FOR IMMEDIATE RELEASE
CONTACT:
Madison Tang | China campaign coordinator, CODEPINK | [email protected] | (714) 337-5375
Jodie Evans | co-founder, CODEPINK | [email protected] | (310) 621-5635
WHERE: 5000 Van Nuys Blvd #420
Sherman Oaks, CA 91403
WHEN: Thursday, September 2nd, 2021 at 12 PM PT / 3 PM ET
September 1st, 2021 — Tomorrow, September 2nd, activists from CODEPINK; The Campaign for Peace, Disarmament, & Common Security; World Beyond War; and RootsAction.org will deliver a letter to Congressmember Brad Sherman, who sits on the powerful House Foreign Affairs Committee.

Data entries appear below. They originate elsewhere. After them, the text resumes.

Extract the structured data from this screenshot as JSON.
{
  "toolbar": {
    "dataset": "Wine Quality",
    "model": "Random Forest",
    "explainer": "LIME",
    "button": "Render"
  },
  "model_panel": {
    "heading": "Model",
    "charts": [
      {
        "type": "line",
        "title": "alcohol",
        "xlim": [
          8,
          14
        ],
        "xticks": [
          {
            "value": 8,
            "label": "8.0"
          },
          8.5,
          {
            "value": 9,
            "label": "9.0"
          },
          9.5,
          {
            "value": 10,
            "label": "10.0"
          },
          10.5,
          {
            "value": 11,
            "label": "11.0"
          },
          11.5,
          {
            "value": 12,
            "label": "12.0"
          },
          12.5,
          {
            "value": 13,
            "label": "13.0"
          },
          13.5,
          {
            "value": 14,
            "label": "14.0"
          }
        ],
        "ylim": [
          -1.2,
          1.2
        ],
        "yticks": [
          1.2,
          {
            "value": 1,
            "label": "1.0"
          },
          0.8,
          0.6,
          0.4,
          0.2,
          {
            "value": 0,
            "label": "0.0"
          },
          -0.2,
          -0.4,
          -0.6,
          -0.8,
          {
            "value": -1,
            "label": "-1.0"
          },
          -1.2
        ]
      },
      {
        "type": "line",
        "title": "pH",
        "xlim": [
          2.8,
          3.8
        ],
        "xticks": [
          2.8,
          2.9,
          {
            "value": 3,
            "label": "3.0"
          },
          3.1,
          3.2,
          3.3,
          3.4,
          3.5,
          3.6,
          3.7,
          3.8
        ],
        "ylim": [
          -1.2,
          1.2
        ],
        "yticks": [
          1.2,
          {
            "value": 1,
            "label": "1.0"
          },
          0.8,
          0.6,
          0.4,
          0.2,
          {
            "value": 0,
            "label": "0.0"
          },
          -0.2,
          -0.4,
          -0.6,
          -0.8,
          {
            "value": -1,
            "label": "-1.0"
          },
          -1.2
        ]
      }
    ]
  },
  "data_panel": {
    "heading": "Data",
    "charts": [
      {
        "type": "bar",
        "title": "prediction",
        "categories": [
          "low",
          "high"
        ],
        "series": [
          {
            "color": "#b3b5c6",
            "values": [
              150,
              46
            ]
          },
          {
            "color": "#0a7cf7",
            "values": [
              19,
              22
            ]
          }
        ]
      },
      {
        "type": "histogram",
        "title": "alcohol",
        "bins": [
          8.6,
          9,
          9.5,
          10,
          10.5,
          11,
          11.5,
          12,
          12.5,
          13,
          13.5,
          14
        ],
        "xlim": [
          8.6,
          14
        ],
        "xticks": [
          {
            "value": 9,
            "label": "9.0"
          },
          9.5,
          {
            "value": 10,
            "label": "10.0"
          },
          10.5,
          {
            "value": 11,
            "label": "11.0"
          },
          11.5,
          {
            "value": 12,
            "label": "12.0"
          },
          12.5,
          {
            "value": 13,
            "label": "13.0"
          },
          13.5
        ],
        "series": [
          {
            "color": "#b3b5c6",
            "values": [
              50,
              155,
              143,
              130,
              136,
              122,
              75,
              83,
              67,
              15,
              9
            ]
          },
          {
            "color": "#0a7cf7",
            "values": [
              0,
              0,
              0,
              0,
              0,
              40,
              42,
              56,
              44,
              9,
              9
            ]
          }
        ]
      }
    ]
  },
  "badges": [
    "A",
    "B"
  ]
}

The letter, with over 3,000 signatures, urges Congress to block the sale of $750 million dollars worth of weapons to Taiwan. The sale would include 40 M109A6 self-propelled howitzer systems, 5 M2 Chrysler Mount armored vehicles with .50-caliber machine guns, nearly 1,700 kits to enable GPS-guided munitions, and other assorted weapons systems. The deal would also include U.S. Government technical, engineering, and program support services. These services are part of a trend of U.S. personnel and experts becoming embedded in the maintenance and infrastructure of Taiwan’s military, not unlike U.S. maintenance of Afghanistan’s military. Not only is this sale in direct violation of China’s sovereignty and previous agreements between the U.S. and China, it also will exacerbate climate change through military pollution and increase the risk of kinetic and nuclear war between the nations.
Jodie Evans, CODEPINK co-founder, says, “In the fallout of the U.S.’s catastrophic intervention and war in Afghanistan, it should be clear that U.S. military intervention in other nations’ internal affairs only results in more death, destruction, human rights crises, climate devastation, and blowback. This massive arms sale to Taiwan will only exacerbate the regional tensions and increase the potential for another U.S. ‘forever war’ — this time between the U.S. and China.”
China’s Foreign Ministry says the proposed arm sale sends the wrong signals to the “Taiwan independence” separatist forces, seriously damages Sino-US relations, and threatens peace and stability across the Taiwan Strait. We know that any extended combat between Taiwan and China risks the destruction of the island entirely, endangering the more than 23 million people who live in Taiwan and on its surrounding islands. Since the U.S. has pledged to defend Taiwan, this kind of conflict could quickly evolve into a U.S.-China nuclear war that would threaten all life on Earth.
“Adding $750 million worth of sophisticated weapons and contractor services to Taiwan’s military arsenal will ultimately not make Taiwan safer; instead, it will increase the risk of Taiwan’s destruction and the likelihood that the U.S. will intervene on Taiwan’s behalf in a global, potentially nuclear conflict. History — including and especially the U.S.’s disastrous involvement in Afghanistan — has proven that the U.S. acting as the world’s arms dealer does far more harm than good for all parties involved,” says Madison Tang, coordinator of the CODEPINK China Is Not Our Enemy campaign.